The Boehner Supremacy
Speaker Boehner can't decide: is he statesman or partisan? More: That New Senate Agreement to 'Bolster' Border Security? It's a Fraud.
June 20, 2013 - 12:21 am
Frank Sharry, executive director of the pro-immigration America’s Voice, had this to say about Speaker of the House John Boehner and the immigration bill: “The fate of the Republican Party may rest in Boehner’s hands.”
A comforting thought, that — if you’re a Democrat.
In truth, Boehner is in one helluva spot. The Light Brigade has got nothing on the speaker. They both may have “cannon to the left of them, cannon to the right of them, cannon in front of them,” but Boehner is also sitting on a nuclear bomb while the Sword of Damocles hangs over his head.
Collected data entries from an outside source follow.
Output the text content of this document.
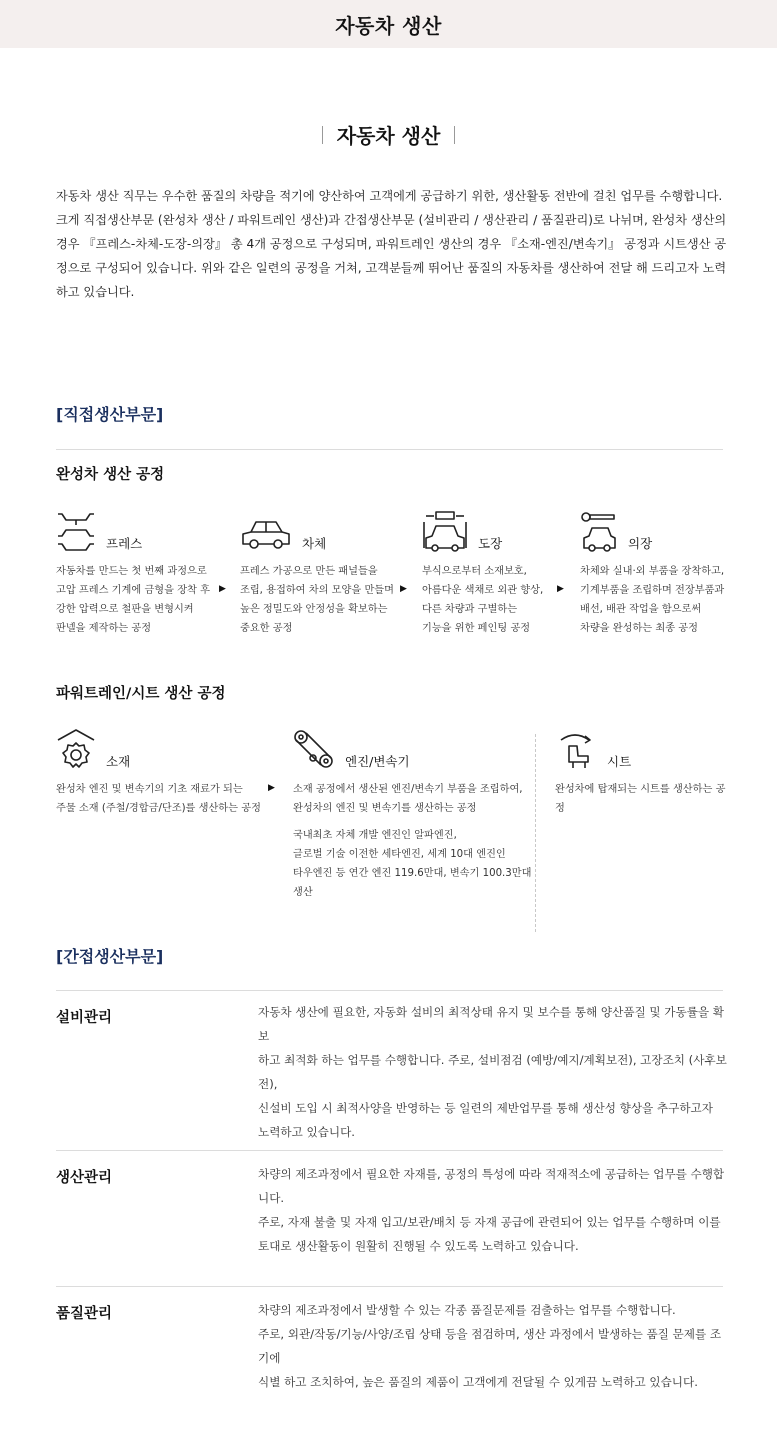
자동차 생산
자동차 생산

자동차 생산 직무는 우수한 품질의 차량을 적기에 양산하여 고객에게 공급하기 위한, 생산활동 전반에 걸친 업무를 수행합니다. 크게 직접생산부문 (완성차 생산 / 파워트레인 생산)과 간접생산부문 (설비관리 / 생산관리 / 품질관리)로 나뉘며, 완성차 생산의 경우 『프레스-차체-도장-의장』 총 4개 공정으로 구성되며, 파워트레인 생산의 경우 『소재-엔진/변속기』 공정과 시트생산 공정으로 구성되어 있습니다. 위와 같은 일련의 공정을 거쳐, 고객분들께 뛰어난 품질의 자동차를 생산하여 전달 해 드리고자 노력하고 있습니다.

[직접생산부문]
완성차 생산 공정
프레스
자동차를 만드는 첫 번째 과정으로
고압 프레스 기계에 금형을 장착 후
강한 압력으로 철판을 변형시켜
판넬을 제작하는 공정
▶
차체
프레스 가공으로 만든 패널들을
조립, 용접하여 차의 모양을 만들며
높은 정밀도와 안정성을 확보하는
중요한 공정
▶
도장
부식으로부터 소재보호,
아름다운 색채로 외관 향상,
다른 차량과 구별하는
기능을 위한 페인팅 공정
▶
의장
차체와 실내·외 부품을 장착하고,
기계부품을 조립하며 전장부품과
배선, 배관 작업을 함으로써
차량을 완성하는 최종 공정
파워트레인/시트 생산 공정
소재
완성차 엔진 및 변속기의 기초 재료가 되는
주물 소재 (주철/경합금/단조)를 생산하는 공정
▶
엔진/변속기
소재 공정에서 생산된 엔진/변속기 부품을 조립하여,
완성차의 엔진 및 변속기를 생산하는 공정
국내최초 자체 개발 엔진인 알파엔진,
글로벌 기술 이전한 세타엔진, 세계 10대 엔진인
타우엔진 등 연간 엔진 119.6만대, 변속기 100.3만대생산
시트
완성차에 탑재되는 시트를 생산하는 공정
[간접생산부문]
설비관리	자동차 생산에 필요한, 자동화 설비의 최적상태 유지 및 보수를 통해 양산품질 및 가동률을 확보
하고 최적화 하는 업무를 수행합니다. 주로, 설비점검 (예방/예지/계획보전), 고장조치 (사후보전),
신설비 도입 시 최적사양을 반영하는 등 일련의 제반업무를 통해 생산성 향상을 추구하고자
노력하고 있습니다.
생산관리	차량의 제조과정에서 필요한 자재를, 공정의 특성에 따라 적재적소에 공급하는 업무를 수행합니다.
주로, 자재 불출 및 자재 입고/보관/배치 등 자재 공급에 관련되어 있는 업무를 수행하며 이를
토대로 생산활동이 원활히 진행될 수 있도록 노력하고 있습니다.
품질관리	차량의 제조과정에서 발생할 수 있는 각종 품질문제를 검출하는 업무를 수행합니다.
주로, 외관/작동/기능/사양/조립 상태 등을 점검하며, 생산 과정에서 발생하는 품질 문제를 조기에
식별 하고 조치하여, 높은 품질의 제품이 고객에게 전달될 수 있게끔 노력하고 있습니다.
Everyone who is anyone in the Republican Party is mad at him. He’s catching hell from the Tea Party caucus and the hard right for even entertaining the notion of bringing an immigration bill to the floor. And the more establishment-oriented party whales are looking nervously at the polls and putting pressure on the speaker to bring to the House floor comprehensive reform that will probably emerge from the Senate in the next few weeks. The money men are worried that if the House kills off immigration reform, the GOP will pay the price at the ballot box in both 2014 and 2016.
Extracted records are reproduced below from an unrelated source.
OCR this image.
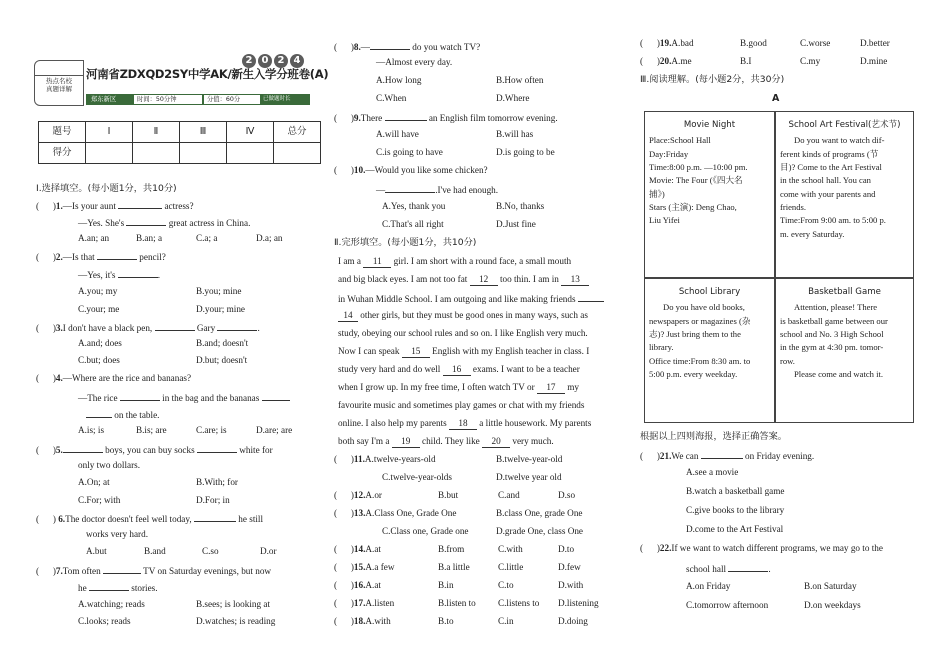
热点名校
真题详解
2 0 2 4
河南省ZDXQD2SY中学AK/新生入学分班卷(A)
郑东新区	时间：50分钟	分值：60分	已做题时长
题号	Ⅰ	Ⅱ	Ⅲ	Ⅳ	总分
得分					
Ⅰ.选择填空。(每小题1分，共10分)
(      )1.—Is your aunt	actress?
—Yes. She's	great actress in China.
A.an; an	B.an; a	C.a; a	D.a; an
(      )2.—Is that	pencil?
—Yes, it's	.
A.you; my	B.you; mine
C.your; me	D.your; mine
(      )3.I don't have a black pen,	Gary	.
A.and; does	B.and; doesn't
C.but; does	D.but; doesn't
(      )4.—Where are the rice and bananas?
—The rice	in the bag and the bananas
on the table.
A.is; is	B.is; are	C.are; is	D.are; are
(      )5.	boys, you can buy socks	white for
only two dollars.
A.On; at	B.With; for
C.For; with	D.For; in
(      ) 6.The doctor doesn't feel well today,	he still
works very hard.
A.but	B.and	C.so	D.or
(      )7.Tom often	TV on Saturday evenings, but now
he	stories.
A.watching; reads	B.sees; is looking at
C.looks; reads	D.watches; is reading
(      )8.—	do you watch TV?
—Almost every day.
A.How long	B.How often
C.When	D.Where
(      )9.There	an English film tomorrow evening.
A.will have	B.will has
C.is going to have	D.is going to be
(      )10.—Would you like some chicken?
—	.I've had enough.
A.Yes, thank you	B.No, thanks
C.That's all right	D.Just fine
Ⅱ.完形填空。(每小题1分，共10分)
I am a 11 girl. I am short with a round face, a small mouth
and big black eyes. I am not too fat 12 too thin. I am in 13
in Wuhan Middle School. I am outgoing and like making friends
14 other girls, but they must be good ones in many ways, such as
study, obeying our school rules and so on. I like English very much.
Now I can speak 15 English with my English teacher in class. I
study very hard and do well 16 exams. I want to be a teacher
when I grow up. In my free time, I often watch TV or 17 my
favourite music and sometimes play games or chat with my friends
online. I also help my parents 18 a little housework. My parents
both say I'm a 19 child. They like 20 very much.
(      )11.A.twelve-years-old	B.twelve-year-old
C.twelve-year-olds	D.twelve year old
(      )12.A.or	B.but	C.and	D.so
(      )13.A.Class One, Grade One	B.class One, grade One
C.Class one, Grade one	D.grade One, class One
(      )14.A.at	B.from	C.with	D.to
(      )15.A.a few	B.a little	C.little	D.few
(      )16.A.at	B.in	C.to	D.with
(      )17.A.listen	B.listen to C.listens to D.listening
(      )18.A.with	B.to	C.in	D.doing
(      )19.A.bad	B.good	C.worse	D.better
(      )20.A.me	B.I	C.my	D.mine
Ⅲ.阅读理解。(每小题2分，共30分)
A
Movie Night
Place:School Hall
Day:Friday
Time:8:00 p.m. —10:00 pm.
Movie: The Four (《四大名
捕》)
Stars (主演): Deng Chao,
Liu Yifei
School Art Festival(艺术节)
Do you want to watch dif-
ferent kinds of programs (节
目)? Come to the Art Festival
in the school hall. You can
come with your parents and
friends.
Time:From 9:00 am. to 5:00 p.
m. every Saturday.
School Library
Do you have old books,
newspapers or magazines (杂
志)? Just bring them to the
library.
Office time:From 8:30 am. to
5:00 p.m. every weekday.
Basketball Game
Attention, please! There
is basketball game between our
school and No. 3 High School
in the gym at 4:30 pm. tomor-
row.
Please come and watch it.
根据以上四则海报，选择正确答案。
(      )21.We can	on Friday evening.
A.see a movie
B.watch a basketball game
C.give books to the library
D.come to the Art Festival
(      )22.If we want to watch different programs, we may go to the
school hall	.
A.on Friday	B.on Saturday
C.tomorrow afternoon	D.on weekdays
It got so bad this week that Boehner had to assure his caucus in a closed-door meeting that he wouldn’t bring any immigration bill to the floor unless it was supported by half the Republicans in Congress. This is after a veteran congressman threatened to lead an effort to oust Boehner from his speakership unless he got that majority support. The Rohrbacher Ultimatum smoked Boehner out of the closet he’d been hiding in on immigration reform, as this announcement was the first indication of what his plans are going forward.
From the Rohrbacher Ultimatum to the Boehner Supremacy, the speaker brings to mind the character Jason Bourne. Not the insipid movie character played by Matt Damon, but the tortured, fragile instrument of lethality drawn by author Robert Ludlum in the trio of books that Hollywood gutted and destroyed on film. As written by Ludlum, Jason Bourne (a.k.a. David Webb) was not an assassin. He was a CIA cutout created to draw Carlos the Jackal out of hiding so he could be killed.
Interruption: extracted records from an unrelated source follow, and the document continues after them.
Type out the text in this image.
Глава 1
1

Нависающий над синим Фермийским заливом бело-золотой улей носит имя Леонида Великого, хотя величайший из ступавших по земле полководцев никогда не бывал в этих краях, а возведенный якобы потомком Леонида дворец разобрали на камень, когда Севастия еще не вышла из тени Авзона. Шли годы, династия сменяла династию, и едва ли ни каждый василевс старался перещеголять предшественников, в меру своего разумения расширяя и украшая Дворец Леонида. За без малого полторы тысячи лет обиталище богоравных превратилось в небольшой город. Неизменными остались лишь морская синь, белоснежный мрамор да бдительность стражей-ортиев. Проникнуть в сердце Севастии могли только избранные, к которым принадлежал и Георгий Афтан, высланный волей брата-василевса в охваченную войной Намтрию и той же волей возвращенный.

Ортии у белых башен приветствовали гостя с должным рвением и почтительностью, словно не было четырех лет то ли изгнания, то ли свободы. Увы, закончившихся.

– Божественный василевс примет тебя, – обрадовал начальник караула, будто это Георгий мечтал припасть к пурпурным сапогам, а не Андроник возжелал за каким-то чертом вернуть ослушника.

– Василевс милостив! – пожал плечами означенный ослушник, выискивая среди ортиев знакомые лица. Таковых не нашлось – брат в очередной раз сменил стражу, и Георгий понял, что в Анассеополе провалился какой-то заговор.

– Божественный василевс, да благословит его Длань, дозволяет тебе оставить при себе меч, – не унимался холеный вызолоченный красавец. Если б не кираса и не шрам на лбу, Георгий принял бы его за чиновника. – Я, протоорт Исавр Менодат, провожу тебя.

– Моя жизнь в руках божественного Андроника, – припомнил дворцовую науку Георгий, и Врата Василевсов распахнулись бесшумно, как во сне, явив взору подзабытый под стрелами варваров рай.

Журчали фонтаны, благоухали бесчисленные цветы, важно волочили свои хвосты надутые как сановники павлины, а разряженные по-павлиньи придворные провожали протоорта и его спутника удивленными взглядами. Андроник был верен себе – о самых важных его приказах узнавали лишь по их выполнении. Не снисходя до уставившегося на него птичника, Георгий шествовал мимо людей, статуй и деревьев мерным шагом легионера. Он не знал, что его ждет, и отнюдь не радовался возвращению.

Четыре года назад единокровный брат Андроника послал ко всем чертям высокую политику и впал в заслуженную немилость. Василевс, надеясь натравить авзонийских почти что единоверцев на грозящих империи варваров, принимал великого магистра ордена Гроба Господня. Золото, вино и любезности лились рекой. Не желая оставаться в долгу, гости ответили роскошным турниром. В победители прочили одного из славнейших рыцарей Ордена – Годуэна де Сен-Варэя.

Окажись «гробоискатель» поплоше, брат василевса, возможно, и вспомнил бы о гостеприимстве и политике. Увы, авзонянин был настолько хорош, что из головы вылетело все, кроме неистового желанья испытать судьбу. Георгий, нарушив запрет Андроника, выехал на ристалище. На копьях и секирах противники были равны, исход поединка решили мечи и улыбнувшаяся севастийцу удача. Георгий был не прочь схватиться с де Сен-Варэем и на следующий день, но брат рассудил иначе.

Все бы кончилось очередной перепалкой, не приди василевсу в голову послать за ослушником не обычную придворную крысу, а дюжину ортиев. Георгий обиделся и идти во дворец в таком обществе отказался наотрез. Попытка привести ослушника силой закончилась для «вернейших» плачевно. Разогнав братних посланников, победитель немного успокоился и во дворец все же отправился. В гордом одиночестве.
But Bourne/Webb was also a tortured soul. He couldn’t figure out who he was. Evidence kept pointing to him being a notorious international killer, but his beloved Marie (a Canadian economist stationed in Geneva, not some hippie chick who lived off the grid) believed he couldn’t be that man. Boehner doesn’t know whether he should act alike a statesman or a partisan hack. If he acts like a statesman, he may feel good about himself but could also lose his job. If he acts like a partisan, his base will be satisfied but the New York Times and Washington Post will call him names. And, who knows? Maybe the money men are right and the GOP will get slaughtered in 2014 if they block immigration reform.
Boehner is trying to keep his options open, according to Time magazine:
On Tuesday he seemed to assure his colleagues that he would not pass a bill without them, but left himself plenty of outs. “Any immigration reform bill that is going to go into law ought to have a majority of both parties’ support,” he said. “And so I don’t see any way of bringing an immigration bill to the floor that doesn’t have a majority support of Republicans.” Ought to; not will. And just because he doesn’t “see any way” now doesn’t mean one won’t emerge.